Баритонъ, должно быть, очень чувствительно укололъ всѣхъ гостей учительницы. Въ комнатѣ поднялся такой гвалтъ и гулъ, что отецъ Ѳеофанъ не могъ ничего уразумѣть. Онъ выпрямился, расправилъ окоченѣвшіе члены, прошелся по луговинкѣ и, когда шумъ затихъ, снова приблизился къ окну, все еще не въ силахъ понять того, что слышалъ.
Говорили все о томъ же.
— Разумѣется, не все сразу, — гудѣлъ баритонъ; — моя мысль такова... Я поясню ее примѣромъ: декадентщину, какъ ругали сначала?
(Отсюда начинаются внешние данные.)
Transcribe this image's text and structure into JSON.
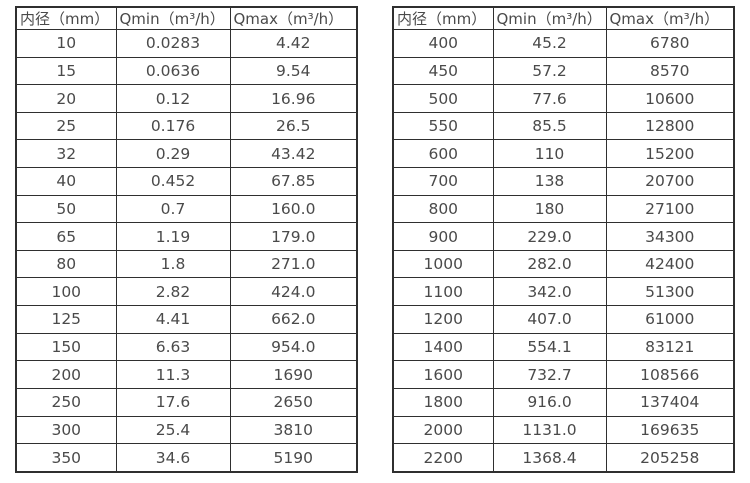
{
  "left_table": {
    "headers": [
      "内径（mm）",
      "Qmin（m³/h）",
      "Qmax（m³/h）"
    ],
    "rows": [
      [
        "10",
        "0.0283",
        "4.42"
      ],
      [
        "15",
        "0.0636",
        "9.54"
      ],
      [
        "20",
        "0.12",
        "16.96"
      ],
      [
        "25",
        "0.176",
        "26.5"
      ],
      [
        "32",
        "0.29",
        "43.42"
      ],
      [
        "40",
        "0.452",
        "67.85"
      ],
      [
        "50",
        "0.7",
        "160.0"
      ],
      [
        "65",
        "1.19",
        "179.0"
      ],
      [
        "80",
        "1.8",
        "271.0"
      ],
      [
        "100",
        "2.82",
        "424.0"
      ],
      [
        "125",
        "4.41",
        "662.0"
      ],
      [
        "150",
        "6.63",
        "954.0"
      ],
      [
        "200",
        "11.3",
        "1690"
      ],
      [
        "250",
        "17.6",
        "2650"
      ],
      [
        "300",
        "25.4",
        "3810"
      ],
      [
        "350",
        "34.6",
        "5190"
      ]
    ]
  },
  "right_table": {
    "headers": [
      "内径（mm）",
      "Qmin（m³/h）",
      "Qmax（m³/h）"
    ],
    "rows": [
      [
        "400",
        "45.2",
        "6780"
      ],
      [
        "450",
        "57.2",
        "8570"
      ],
      [
        "500",
        "77.6",
        "10600"
      ],
      [
        "550",
        "85.5",
        "12800"
      ],
      [
        "600",
        "110",
        "15200"
      ],
      [
        "700",
        "138",
        "20700"
      ],
      [
        "800",
        "180",
        "27100"
      ],
      [
        "900",
        "229.0",
        "34300"
      ],
      [
        "1000",
        "282.0",
        "42400"
      ],
      [
        "1100",
        "342.0",
        "51300"
      ],
      [
        "1200",
        "407.0",
        "61000"
      ],
      [
        "1400",
        "554.1",
        "83121"
      ],
      [
        "1600",
        "732.7",
        "108566"
      ],
      [
        "1800",
        "916.0",
        "137404"
      ],
      [
        "2000",
        "1131.0",
        "169635"
      ],
      [
        "2200",
        "1368.4",
        "205258"
      ]
    ]
  },
  "colors": {
    "border": "#2f2f2f",
    "text": "#4a4a4a",
    "background": "#ffffff"
  }
}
У декадентовъ-де — формы да рифмы, а суть — белиберда.
— Это-жъ такъ и есть! — перебилъ женскій голосъ.
— Ну, да, — продолжалъ баритонъ, — было такъ... Декадентовъ ругали такъ же, какъ вы теперь нашу деревенскую частушку... Однако, впослѣдствіи стали появляться писатели, которые въ тѣ же формы и рифмы сумѣли влить содержаніе... Также и съ частушкой будетъ, подождите. Она ужъ тѣмъ хороша, что является результатомъ собственнаго творчества...
Человѣкъ съ широкой спиной засмѣялся.
— Хорошо творчество! — сказалъ онъ глухо, — не дальше, какъ въ прошлое воскресенье дѣвки въ Зипуновѣ распѣвали такую художественную тонкость:
Я сидѣла на заборѣ |
Всѣ захохотали дружнымъ, молодымъ смѣхомъ.
Отцу Ѳеофану сдѣлалось даже обидно.
— Эге! — подумалъ онъ, — вонъ, они что поминаютъ.
— Что-жъ изъ того! — не унимался баритонъ. — Во всякомъ случаѣ, въ этомъ куплетѣ больше современнаго интереса, чѣмъ въ пресловутомъ:
«He велятъ Машѣ за рѣченьку ходить!» |
— Нѣтъ, видно, не дождаться отъ нашей деревни путнаго творчества, — гудѣла спина, — по крайней мѣрѣ, до тѣхъ поръ, пока она не стряхнетъ съ себя поповскаго тумана... всѣхъ этихъ «аще», да «абіе». Я давно рукой махнулъ.
— Богохульствуютъ! — догадался, наконецъ, отецъ Ѳеофанъ, — слѣдуетъ дознаться, чьи такіе... У пожарнаго сарая не спятъ, пойду спрошу.
Забывъ о завтрашнемъ праздникѣ, о поученіи, обиженный и гнѣвный попъ размашистой крылатой походкой направился къ пожарному сараю, стоявшему тутъ же на площади, поближе къ колоколамъ.